Our analysis provides a bird's eye view on the polymorphism in yeast residues involved in protein interactions at various levels of resolution. To obtain a more concrete understanding of our results, we provide as an example a closer look at one protein in our data, DCP1, mRNA-decapping enzyme subunit 1 (Q12517), a single domain protein whose homodimer structure was solved by crystallography 
and included in the 3DID database. The domain mediating the homodimerization is PF06058 (resolution 2 in our analysis) and 18 specific residues were determined as participating in the interaction (resolution 1 in our analysis). Analyzing the multiple sequence alignment and SNPs regarding residues at resolution level 1, we obtain that all interacting residues exhibit no polymorphism. At the domain resolution (resolution 2) we identified three positions with non-synonymous substitutions. Thus, interacting residues of this domain are less polymorphic, consistent with the trend observed for the whole database. The crystal structure and the polymorphism results suggest that the specific interacting residues have a greater effect on the stability of the complex than other domain residues. To substantiate this conjecture we applied to DCP1 dimer the FoldX algorithm 
, an algorithm that quantitatively estimates the importance and contribution of interface residues to the stability of a protein complex. This algorithm performs a computational alanine-scan for residues in a protein interface and calculates the change in the energy of the complex. Application of the algorithm to 16 residues in the interface that are classified as interacting revealed an average energy change of 0.94 kcal/mole per residue, alanine substitution of a polymorphic non-interacting residue of the domain was predicted to even increase the complex stability (−2.15 kcal/mole), and substitutions in seven non-interacting, non-polymorphic interface residues were predicted to destabilize the complex by an average of 0.17 kcal/mole per residue. These results are consistent with the expectations from the SNP analysis and complex structure, where substitutions of non-polymorphic domain residues have on average a greater effect on complex stability than the substitution of the polymorphic residue (0.17 versus −2.15 kcal/mole), and the non-polymorphic interacting residues have a greater effect on complex stability than non-polymorphic non-interacting residues (0.94 versus 0.17 kcal/mole).

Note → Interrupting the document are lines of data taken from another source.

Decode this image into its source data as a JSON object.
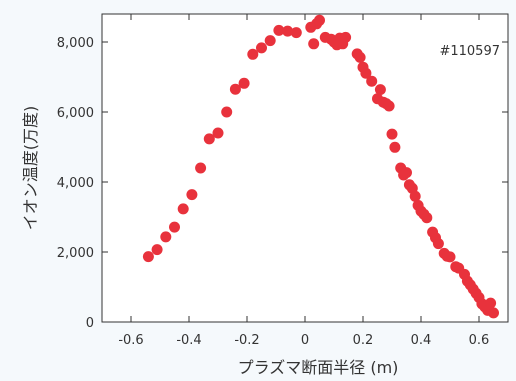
{
  "chart_data": {
    "type": "scatter",
    "title": "",
    "xlabel": "プラズマ断面半径 (m)",
    "ylabel": "イオン温度(万度)",
    "annotation": "#110597",
    "xlim": [
      -0.7,
      0.7
    ],
    "ylim": [
      0,
      8800
    ],
    "x_ticks": [
      -0.6,
      -0.4,
      -0.2,
      0,
      0.2,
      0.4,
      0.6
    ],
    "x_tick_labels": [
      "-0.6",
      "-0.4",
      "-0.2",
      "0",
      "0.2",
      "0.4",
      "0.6"
    ],
    "y_ticks": [
      0,
      2000,
      4000,
      6000,
      8000
    ],
    "y_tick_labels": [
      "0",
      "2,000",
      "4,000",
      "6,000",
      "8,000"
    ],
    "grid": false,
    "legend": "none",
    "marker_color": "#e8323c",
    "series": [
      {
        "points": [
          [
            -0.54,
            1870
          ],
          [
            -0.51,
            2070
          ],
          [
            -0.48,
            2430
          ],
          [
            -0.45,
            2710
          ],
          [
            -0.42,
            3230
          ],
          [
            -0.39,
            3640
          ],
          [
            -0.36,
            4400
          ],
          [
            -0.33,
            5230
          ],
          [
            -0.3,
            5400
          ],
          [
            -0.27,
            6000
          ],
          [
            -0.24,
            6650
          ],
          [
            -0.21,
            6820
          ],
          [
            -0.18,
            7650
          ],
          [
            -0.15,
            7830
          ],
          [
            -0.12,
            8040
          ],
          [
            -0.09,
            8330
          ],
          [
            -0.06,
            8310
          ],
          [
            -0.03,
            8270
          ],
          [
            0.02,
            8420
          ],
          [
            0.03,
            7950
          ],
          [
            0.04,
            8520
          ],
          [
            0.05,
            8620
          ],
          [
            0.07,
            8130
          ],
          [
            0.09,
            8080
          ],
          [
            0.1,
            8000
          ],
          [
            0.11,
            7920
          ],
          [
            0.12,
            8110
          ],
          [
            0.13,
            7950
          ],
          [
            0.14,
            8130
          ],
          [
            0.18,
            7660
          ],
          [
            0.19,
            7560
          ],
          [
            0.2,
            7280
          ],
          [
            0.21,
            7110
          ],
          [
            0.23,
            6880
          ],
          [
            0.25,
            6380
          ],
          [
            0.26,
            6640
          ],
          [
            0.27,
            6280
          ],
          [
            0.28,
            6240
          ],
          [
            0.29,
            6170
          ],
          [
            0.3,
            5370
          ],
          [
            0.31,
            4990
          ],
          [
            0.33,
            4400
          ],
          [
            0.34,
            4200
          ],
          [
            0.35,
            4270
          ],
          [
            0.36,
            3920
          ],
          [
            0.37,
            3820
          ],
          [
            0.38,
            3590
          ],
          [
            0.39,
            3330
          ],
          [
            0.4,
            3170
          ],
          [
            0.41,
            3080
          ],
          [
            0.42,
            2980
          ],
          [
            0.44,
            2570
          ],
          [
            0.45,
            2410
          ],
          [
            0.46,
            2240
          ],
          [
            0.48,
            1960
          ],
          [
            0.49,
            1880
          ],
          [
            0.5,
            1860
          ],
          [
            0.52,
            1580
          ],
          [
            0.53,
            1540
          ],
          [
            0.55,
            1360
          ],
          [
            0.56,
            1170
          ],
          [
            0.57,
            1060
          ],
          [
            0.58,
            940
          ],
          [
            0.59,
            820
          ],
          [
            0.6,
            700
          ],
          [
            0.61,
            520
          ],
          [
            0.62,
            430
          ],
          [
            0.63,
            330
          ],
          [
            0.64,
            540
          ],
          [
            0.65,
            260
          ]
        ]
      }
    ]
  }
}
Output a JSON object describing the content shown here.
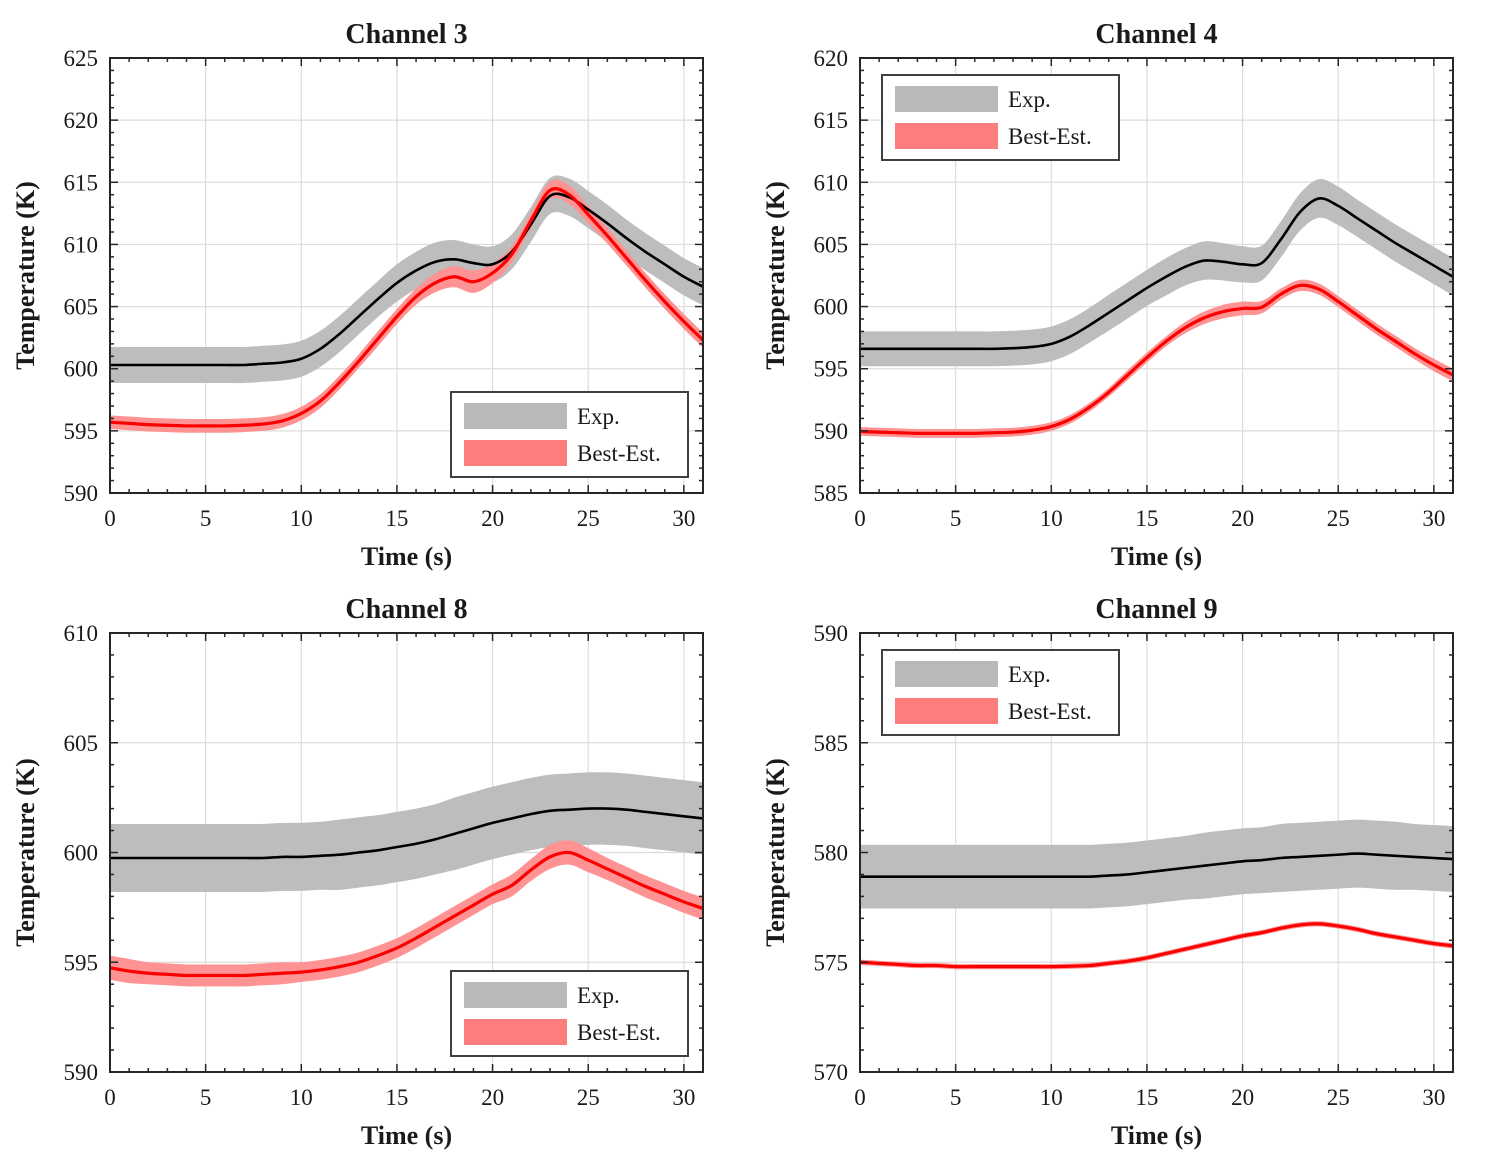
{
  "page": {
    "background": "#ffffff"
  },
  "colors": {
    "exp_line": "#000000",
    "exp_band": "#bdbdbd",
    "best_line": "#fb0000",
    "best_band": "#ff9292",
    "legend_exp_swatch": "#b9b9b9",
    "legend_best_swatch": "#fd7c7c",
    "legend_border": "#3f3f3f",
    "grid": "#dcdcdc",
    "axis": "#262626",
    "text": "#1a1a1a"
  },
  "legend_labels": {
    "exp": "Exp.",
    "best": "Best-Est."
  },
  "chart_data": [
    {
      "type": "line",
      "title": "Channel 3",
      "xlabel": "Time (s)",
      "ylabel": "Temperature (K)",
      "xlim": [
        0,
        31
      ],
      "ylim": [
        590,
        625
      ],
      "xticks": [
        0,
        5,
        10,
        15,
        20,
        25,
        30
      ],
      "yticks": [
        590,
        595,
        600,
        605,
        610,
        615,
        620,
        625
      ],
      "x_minor_step": 1,
      "y_minor_step": 1,
      "grid": true,
      "legend": {
        "location": "southeast",
        "entries": [
          "Exp.",
          "Best-Est."
        ]
      },
      "x": [
        0,
        1,
        2,
        3,
        4,
        5,
        6,
        7,
        8,
        9,
        10,
        11,
        12,
        13,
        14,
        15,
        16,
        17,
        18,
        19,
        20,
        21,
        22,
        23,
        24,
        25,
        26,
        27,
        28,
        29,
        30,
        31
      ],
      "series": [
        {
          "name": "Exp.",
          "role": "exp",
          "y": [
            600.3,
            600.3,
            600.3,
            600.3,
            600.3,
            600.3,
            600.3,
            600.3,
            600.4,
            600.5,
            600.8,
            601.6,
            602.8,
            604.2,
            605.6,
            606.9,
            607.9,
            608.6,
            608.8,
            608.5,
            608.4,
            609.4,
            611.6,
            613.9,
            613.8,
            612.8,
            611.7,
            610.5,
            609.4,
            608.4,
            607.4,
            606.6
          ],
          "band": [
            1.45,
            1.45,
            1.45,
            1.45,
            1.45,
            1.45,
            1.45,
            1.45,
            1.45,
            1.45,
            1.45,
            1.45,
            1.45,
            1.45,
            1.45,
            1.5,
            1.5,
            1.55,
            1.55,
            1.5,
            1.45,
            1.4,
            1.4,
            1.45,
            1.5,
            1.5,
            1.5,
            1.5,
            1.5,
            1.5,
            1.5,
            1.5
          ]
        },
        {
          "name": "Best-Est.",
          "role": "best",
          "y": [
            595.7,
            595.6,
            595.5,
            595.45,
            595.4,
            595.4,
            595.4,
            595.45,
            595.55,
            595.8,
            596.4,
            597.4,
            598.9,
            600.6,
            602.4,
            604.2,
            605.8,
            606.9,
            607.4,
            607.0,
            607.7,
            609.2,
            611.9,
            614.35,
            614.0,
            612.4,
            610.7,
            608.9,
            607.1,
            605.4,
            603.8,
            602.3
          ],
          "band": [
            0.55,
            0.55,
            0.55,
            0.55,
            0.55,
            0.55,
            0.55,
            0.55,
            0.55,
            0.55,
            0.55,
            0.55,
            0.55,
            0.55,
            0.6,
            0.6,
            0.65,
            0.75,
            0.85,
            0.9,
            0.8,
            0.65,
            0.6,
            0.7,
            0.75,
            0.7,
            0.65,
            0.6,
            0.6,
            0.6,
            0.6,
            0.6
          ]
        }
      ]
    },
    {
      "type": "line",
      "title": "Channel 4",
      "xlabel": "Time (s)",
      "ylabel": "Temperature (K)",
      "xlim": [
        0,
        31
      ],
      "ylim": [
        585,
        620
      ],
      "xticks": [
        0,
        5,
        10,
        15,
        20,
        25,
        30
      ],
      "yticks": [
        585,
        590,
        595,
        600,
        605,
        610,
        615,
        620
      ],
      "x_minor_step": 1,
      "y_minor_step": 1,
      "grid": true,
      "legend": {
        "location": "northwest",
        "entries": [
          "Exp.",
          "Best-Est."
        ]
      },
      "x": [
        0,
        1,
        2,
        3,
        4,
        5,
        6,
        7,
        8,
        9,
        10,
        11,
        12,
        13,
        14,
        15,
        16,
        17,
        18,
        19,
        20,
        21,
        22,
        23,
        24,
        25,
        26,
        27,
        28,
        29,
        30,
        31
      ],
      "series": [
        {
          "name": "Exp.",
          "role": "exp",
          "y": [
            596.6,
            596.6,
            596.6,
            596.6,
            596.6,
            596.6,
            596.6,
            596.6,
            596.65,
            596.75,
            597.0,
            597.6,
            598.5,
            599.5,
            600.5,
            601.5,
            602.4,
            603.2,
            603.7,
            603.6,
            603.4,
            603.5,
            605.4,
            607.6,
            608.7,
            608.1,
            607.1,
            606.1,
            605.1,
            604.2,
            603.3,
            602.4
          ],
          "band": [
            1.4,
            1.4,
            1.4,
            1.4,
            1.4,
            1.4,
            1.4,
            1.4,
            1.4,
            1.4,
            1.4,
            1.4,
            1.4,
            1.45,
            1.45,
            1.45,
            1.5,
            1.5,
            1.55,
            1.5,
            1.45,
            1.4,
            1.45,
            1.5,
            1.55,
            1.55,
            1.5,
            1.5,
            1.5,
            1.5,
            1.5,
            1.5
          ]
        },
        {
          "name": "Best-Est.",
          "role": "best",
          "y": [
            589.95,
            589.9,
            589.85,
            589.8,
            589.8,
            589.8,
            589.8,
            589.85,
            589.9,
            590.05,
            590.35,
            590.95,
            591.9,
            593.1,
            594.5,
            595.9,
            597.2,
            598.3,
            599.1,
            599.6,
            599.85,
            599.95,
            601.0,
            601.7,
            601.4,
            600.4,
            599.3,
            598.2,
            597.2,
            596.2,
            595.3,
            594.5
          ],
          "band": [
            0.35,
            0.35,
            0.35,
            0.35,
            0.35,
            0.35,
            0.35,
            0.35,
            0.35,
            0.35,
            0.35,
            0.35,
            0.35,
            0.35,
            0.4,
            0.4,
            0.4,
            0.45,
            0.5,
            0.55,
            0.55,
            0.5,
            0.45,
            0.45,
            0.45,
            0.45,
            0.45,
            0.45,
            0.45,
            0.45,
            0.5,
            0.5
          ]
        }
      ]
    },
    {
      "type": "line",
      "title": "Channel 8",
      "xlabel": "Time (s)",
      "ylabel": "Temperature (K)",
      "xlim": [
        0,
        31
      ],
      "ylim": [
        590,
        610
      ],
      "xticks": [
        0,
        5,
        10,
        15,
        20,
        25,
        30
      ],
      "yticks": [
        590,
        595,
        600,
        605,
        610
      ],
      "x_minor_step": 1,
      "y_minor_step": 1,
      "grid": true,
      "legend": {
        "location": "southeast",
        "entries": [
          "Exp.",
          "Best-Est."
        ]
      },
      "x": [
        0,
        1,
        2,
        3,
        4,
        5,
        6,
        7,
        8,
        9,
        10,
        11,
        12,
        13,
        14,
        15,
        16,
        17,
        18,
        19,
        20,
        21,
        22,
        23,
        24,
        25,
        26,
        27,
        28,
        29,
        30,
        31
      ],
      "series": [
        {
          "name": "Exp.",
          "role": "exp",
          "y": [
            599.75,
            599.75,
            599.75,
            599.75,
            599.75,
            599.75,
            599.75,
            599.75,
            599.75,
            599.8,
            599.8,
            599.85,
            599.9,
            600.0,
            600.1,
            600.25,
            600.4,
            600.6,
            600.85,
            601.1,
            601.35,
            601.55,
            601.75,
            601.9,
            601.95,
            602.0,
            602.0,
            601.95,
            601.85,
            601.75,
            601.65,
            601.55
          ],
          "band": [
            1.55,
            1.55,
            1.55,
            1.55,
            1.55,
            1.55,
            1.55,
            1.55,
            1.55,
            1.55,
            1.55,
            1.55,
            1.6,
            1.6,
            1.6,
            1.6,
            1.6,
            1.6,
            1.65,
            1.65,
            1.65,
            1.65,
            1.65,
            1.65,
            1.65,
            1.65,
            1.65,
            1.65,
            1.65,
            1.65,
            1.65,
            1.65
          ]
        },
        {
          "name": "Best-Est.",
          "role": "best",
          "y": [
            594.75,
            594.6,
            594.5,
            594.45,
            594.4,
            594.4,
            594.4,
            594.4,
            594.45,
            594.5,
            594.55,
            594.65,
            594.8,
            595.0,
            595.3,
            595.65,
            596.1,
            596.6,
            597.1,
            597.6,
            598.1,
            598.5,
            599.2,
            599.8,
            600.0,
            599.65,
            599.25,
            598.85,
            598.45,
            598.1,
            597.75,
            597.45
          ],
          "band": [
            0.55,
            0.55,
            0.5,
            0.5,
            0.5,
            0.5,
            0.5,
            0.5,
            0.5,
            0.5,
            0.45,
            0.45,
            0.45,
            0.45,
            0.45,
            0.45,
            0.45,
            0.45,
            0.45,
            0.45,
            0.45,
            0.5,
            0.5,
            0.55,
            0.55,
            0.55,
            0.5,
            0.5,
            0.5,
            0.5,
            0.5,
            0.5
          ]
        }
      ]
    },
    {
      "type": "line",
      "title": "Channel 9",
      "xlabel": "Time (s)",
      "ylabel": "Temperature (K)",
      "xlim": [
        0,
        31
      ],
      "ylim": [
        570,
        590
      ],
      "xticks": [
        0,
        5,
        10,
        15,
        20,
        25,
        30
      ],
      "yticks": [
        570,
        575,
        580,
        585,
        590
      ],
      "x_minor_step": 1,
      "y_minor_step": 1,
      "grid": true,
      "legend": {
        "location": "northwest",
        "entries": [
          "Exp.",
          "Best-Est."
        ]
      },
      "x": [
        0,
        1,
        2,
        3,
        4,
        5,
        6,
        7,
        8,
        9,
        10,
        11,
        12,
        13,
        14,
        15,
        16,
        17,
        18,
        19,
        20,
        21,
        22,
        23,
        24,
        25,
        26,
        27,
        28,
        29,
        30,
        31
      ],
      "series": [
        {
          "name": "Exp.",
          "role": "exp",
          "y": [
            578.9,
            578.9,
            578.9,
            578.9,
            578.9,
            578.9,
            578.9,
            578.9,
            578.9,
            578.9,
            578.9,
            578.9,
            578.9,
            578.95,
            579.0,
            579.1,
            579.2,
            579.3,
            579.4,
            579.5,
            579.6,
            579.65,
            579.75,
            579.8,
            579.85,
            579.9,
            579.95,
            579.9,
            579.85,
            579.8,
            579.75,
            579.7
          ],
          "band": [
            1.45,
            1.45,
            1.45,
            1.45,
            1.45,
            1.45,
            1.45,
            1.45,
            1.45,
            1.45,
            1.45,
            1.45,
            1.45,
            1.45,
            1.45,
            1.45,
            1.45,
            1.45,
            1.5,
            1.5,
            1.5,
            1.5,
            1.55,
            1.55,
            1.55,
            1.55,
            1.55,
            1.55,
            1.55,
            1.5,
            1.5,
            1.5
          ]
        },
        {
          "name": "Best-Est.",
          "role": "best",
          "y": [
            575.0,
            574.95,
            574.9,
            574.85,
            574.85,
            574.8,
            574.8,
            574.8,
            574.8,
            574.8,
            574.8,
            574.82,
            574.85,
            574.95,
            575.05,
            575.2,
            575.4,
            575.6,
            575.8,
            576.0,
            576.2,
            576.35,
            576.55,
            576.7,
            576.75,
            576.65,
            576.5,
            576.3,
            576.15,
            576.0,
            575.85,
            575.75
          ],
          "band": [
            0.12,
            0.12,
            0.12,
            0.12,
            0.12,
            0.12,
            0.12,
            0.12,
            0.12,
            0.12,
            0.12,
            0.12,
            0.12,
            0.12,
            0.12,
            0.12,
            0.12,
            0.12,
            0.12,
            0.12,
            0.12,
            0.12,
            0.12,
            0.12,
            0.12,
            0.12,
            0.12,
            0.12,
            0.12,
            0.12,
            0.12,
            0.12
          ]
        }
      ]
    }
  ]
}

In summary, our study shows at the different resolutions that residues in domains associated with PPIs are less polymorphic than in other domains. At the lowest resolution level, our results are consistent with that of Vishnoi et al.
, who found that residues in domains are less polymorphic than extra-domain residues. At a higher resolution are domains that were found in yeast and other organisms to mediate PPIs. We found that their residues are less polymorphic than residues in other domains. This further emphasizes the functionality of these domains. These domains were suggested to constitute a limited repertoire of domain-pairs that play a role as PPI mediators, and their lower polymorphism among yeast strains is consistent with this supposition. At the finest resolution, of yeast protein residues that are included in interacting domains or were shown to be involved in interaction in crystal structures, our results imply that these residues and domains undergo tighter selection to preserve their functionality.